This blog has now been up and running for a year - and as I stall heading for work in a bid to get on a less crowded train I'm acutely aware that at this precise moment a year ago my doctor was ushering me into a small, private and quite well furnished room to tell me that I had lymphoma. He told me that I was in for a miserable six months - regardless of which kind of lymphoma the biopsies threw up.
Of course I didn't know how miserable but my view of cancer treatment had been shaped by chick flicks and brave sporting tales and so I was expecting vomitting, weight loss, sudden dashes to the hospital, grave faces and ultimately the buying of hats and searching for that dark tie neccessitated by funerals.
Looking back on the year it wasn't nearly as bad as I'd suspected and the people around me had feared.
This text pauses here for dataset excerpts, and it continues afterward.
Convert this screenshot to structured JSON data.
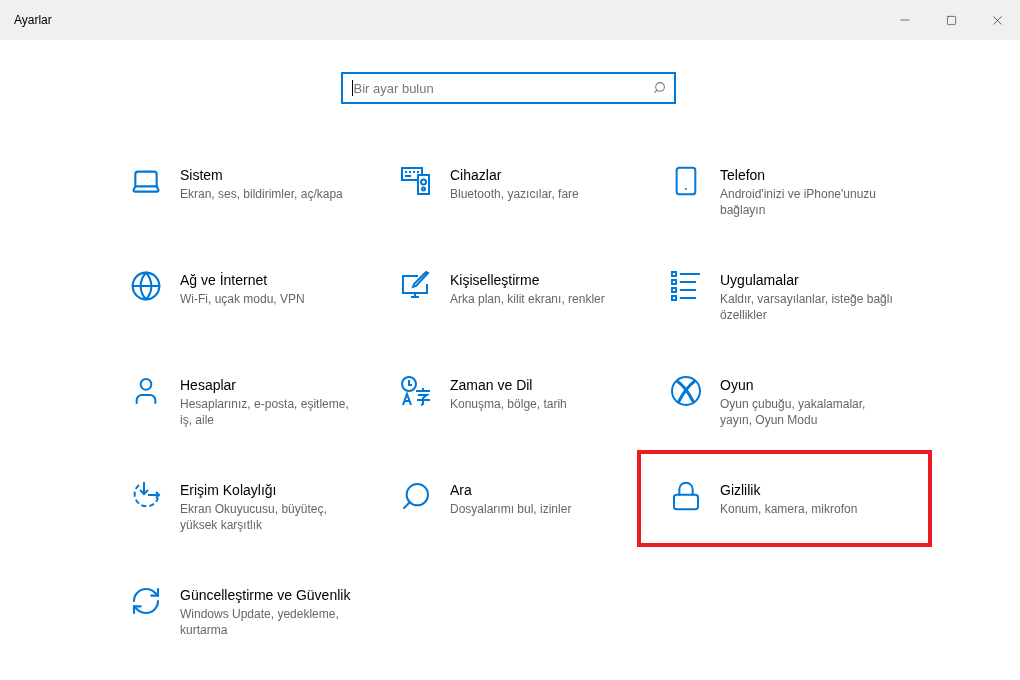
{
  "window": {
    "title": "Ayarlar"
  },
  "search": {
    "placeholder": "Bir ayar bulun",
    "focused": true
  },
  "categories": [
    {
      "kind": "system",
      "title": "Sistem",
      "description": "Ekran, ses, bildirimler, aç/kapa",
      "highlighted": false
    },
    {
      "kind": "devices",
      "title": "Cihazlar",
      "description": "Bluetooth, yazıcılar, fare",
      "highlighted": false
    },
    {
      "kind": "phone",
      "title": "Telefon",
      "description": "Android'inizi ve iPhone'unuzu bağlayın",
      "highlighted": false
    },
    {
      "kind": "network",
      "title": "Ağ ve İnternet",
      "description": "Wi-Fi, uçak modu, VPN",
      "highlighted": false
    },
    {
      "kind": "personalization",
      "title": "Kişiselleştirme",
      "description": "Arka plan, kilit ekranı, renkler",
      "highlighted": false
    },
    {
      "kind": "apps",
      "title": "Uygulamalar",
      "description": "Kaldır, varsayılanlar, isteğe bağlı özellikler",
      "highlighted": false
    },
    {
      "kind": "accounts",
      "title": "Hesaplar",
      "description": "Hesaplarınız, e-posta, eşitleme, iş, aile",
      "highlighted": false
    },
    {
      "kind": "time",
      "title": "Zaman ve Dil",
      "description": "Konuşma, bölge, tarih",
      "highlighted": false
    },
    {
      "kind": "gaming",
      "title": "Oyun",
      "description": "Oyun çubuğu, yakalamalar, yayın, Oyun Modu",
      "highlighted": false
    },
    {
      "kind": "accessibility",
      "title": "Erişim Kolaylığı",
      "description": "Ekran Okuyucusu, büyüteç, yüksek karşıtlık",
      "highlighted": false
    },
    {
      "kind": "search",
      "title": "Ara",
      "description": "Dosyalarımı bul, izinler",
      "highlighted": false
    },
    {
      "kind": "privacy",
      "title": "Gizlilik",
      "description": "Konum, kamera, mikrofon",
      "highlighted": true
    },
    {
      "kind": "update",
      "title": "Güncelleştirme ve Güvenlik",
      "description": "Windows Update, yedekleme, kurtarma",
      "highlighted": false
    }
  ]
}
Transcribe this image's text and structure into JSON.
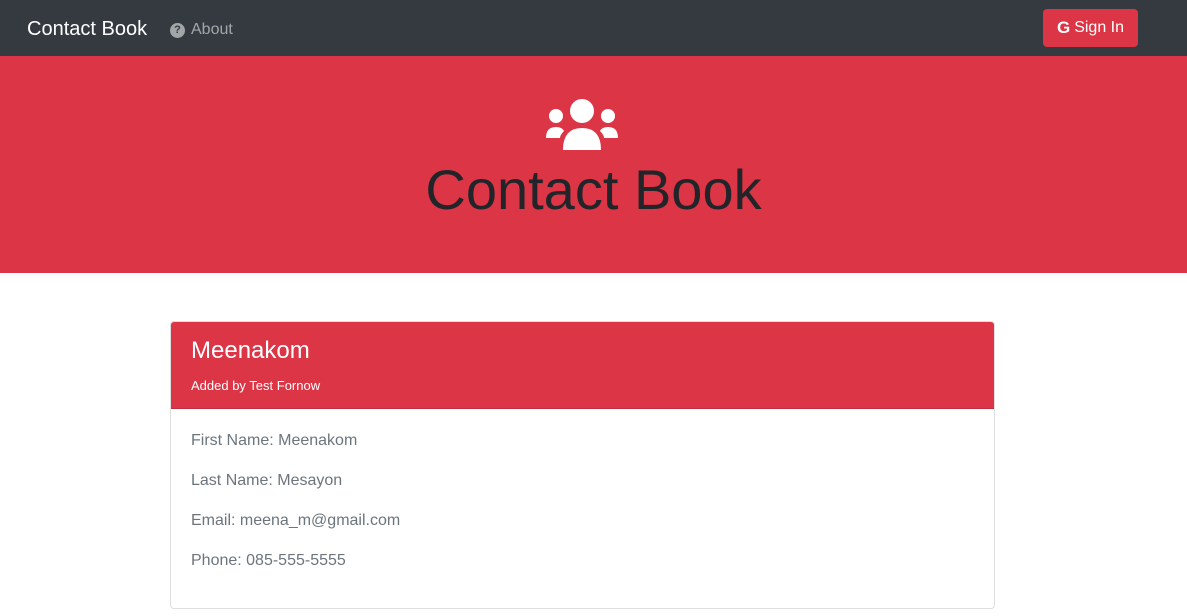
{
  "navbar": {
    "brand": "Contact Book",
    "about_label": "About",
    "signin_label": "Sign In"
  },
  "jumbotron": {
    "title": "Contact Book"
  },
  "contact": {
    "name": "Meenakom",
    "added_by": "Added by Test Fornow",
    "first_name": "First Name: Meenakom",
    "last_name": "Last Name: Mesayon",
    "email": "Email: meena_m@gmail.com",
    "phone": "Phone: 085-555-5555"
  },
  "colors": {
    "navbar_bg": "#343a40",
    "accent": "#dc3545",
    "muted_text": "#6c757d"
  },
  "icons": {
    "about": "question-circle-icon",
    "signin": "google-icon",
    "hero": "users-icon"
  }
}
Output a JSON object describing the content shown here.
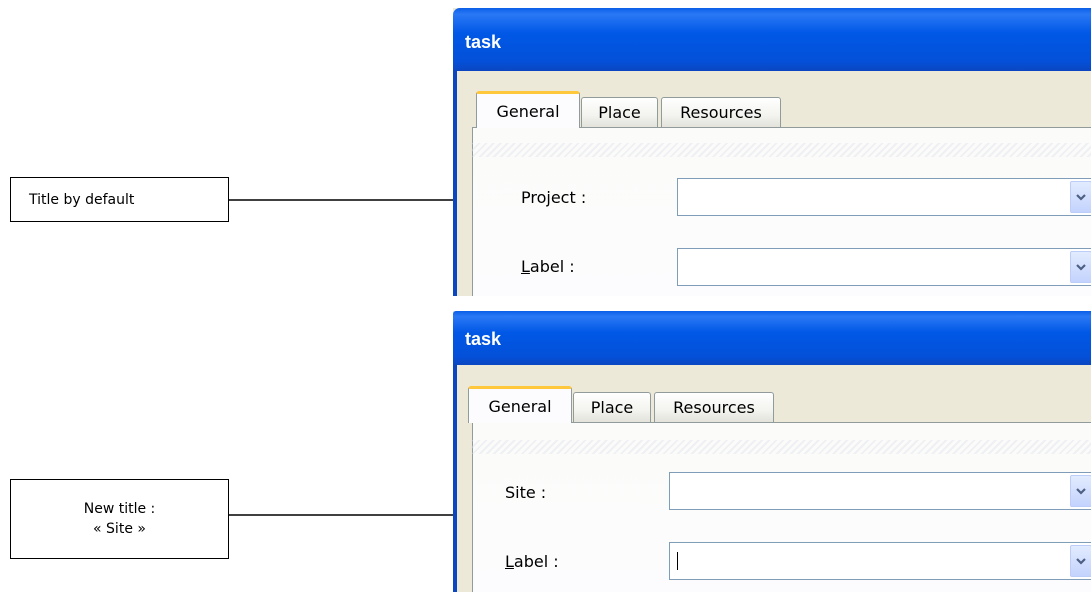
{
  "annotations": [
    {
      "lines": [
        "Title by default"
      ]
    },
    {
      "lines": [
        "New title :",
        "« Site »"
      ]
    }
  ],
  "windows": [
    {
      "title": "task",
      "tabs": [
        "General",
        "Place",
        "Resources"
      ],
      "fields": [
        {
          "label": "Project :",
          "value": ""
        },
        {
          "label_hotkey": "L",
          "label_rest": "abel :",
          "value": ""
        }
      ]
    },
    {
      "title": "task",
      "tabs": [
        "General",
        "Place",
        "Resources"
      ],
      "fields": [
        {
          "label": "Site :",
          "value": ""
        },
        {
          "label_hotkey": "L",
          "label_rest": "abel :",
          "value": ""
        }
      ]
    }
  ],
  "icons": {
    "dropdown": "chevron-down-icon",
    "arrow": "arrow-right-icon"
  },
  "colors": {
    "titlebar": "#0058e6",
    "active_tab_highlight": "#ffc83c",
    "combo_border": "#7f9db9"
  }
}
The literature - and there's lots of it - lists all of the most dire consequences of each and every drug. The people you see in the waiting room as you get ready to be stuck for blood for the 100th time look frail and tired and afraid.
Friends fall into three groups - those who look past the cancer and insist you come for lunch, those who embrace the cancer and insist on advising you what you should be eating for lunch (usually preceeded with 'I read this article') and those who retreat to e-mail and wish you well from a safe distance.
But the weird thing is that life goes on. You're still curious as to whether that catty girl will finally get the slap she's been needing on America's Top Model. You're still anxious to see that the project you've been working on for months goes through without a hitch. You're still irritated and amused by the same things (the closest I came to dying was with laughter - at a Home Video show which aired a clip of an elderly French woman falling repeatedly into some shrubbery - had it not been for Judith's quick intervention I would have suffocated)
And I guess that that's the only message I have for anyone today coming out of a doctor's waiting room with the word lymphoma, Hodgkins or Non-Hodkins attached to them. Get yourself a doctor that you can trust, get yourself the best treatment available (I had R-CHOP Velcade) and then get on with living life - because really that's all there is.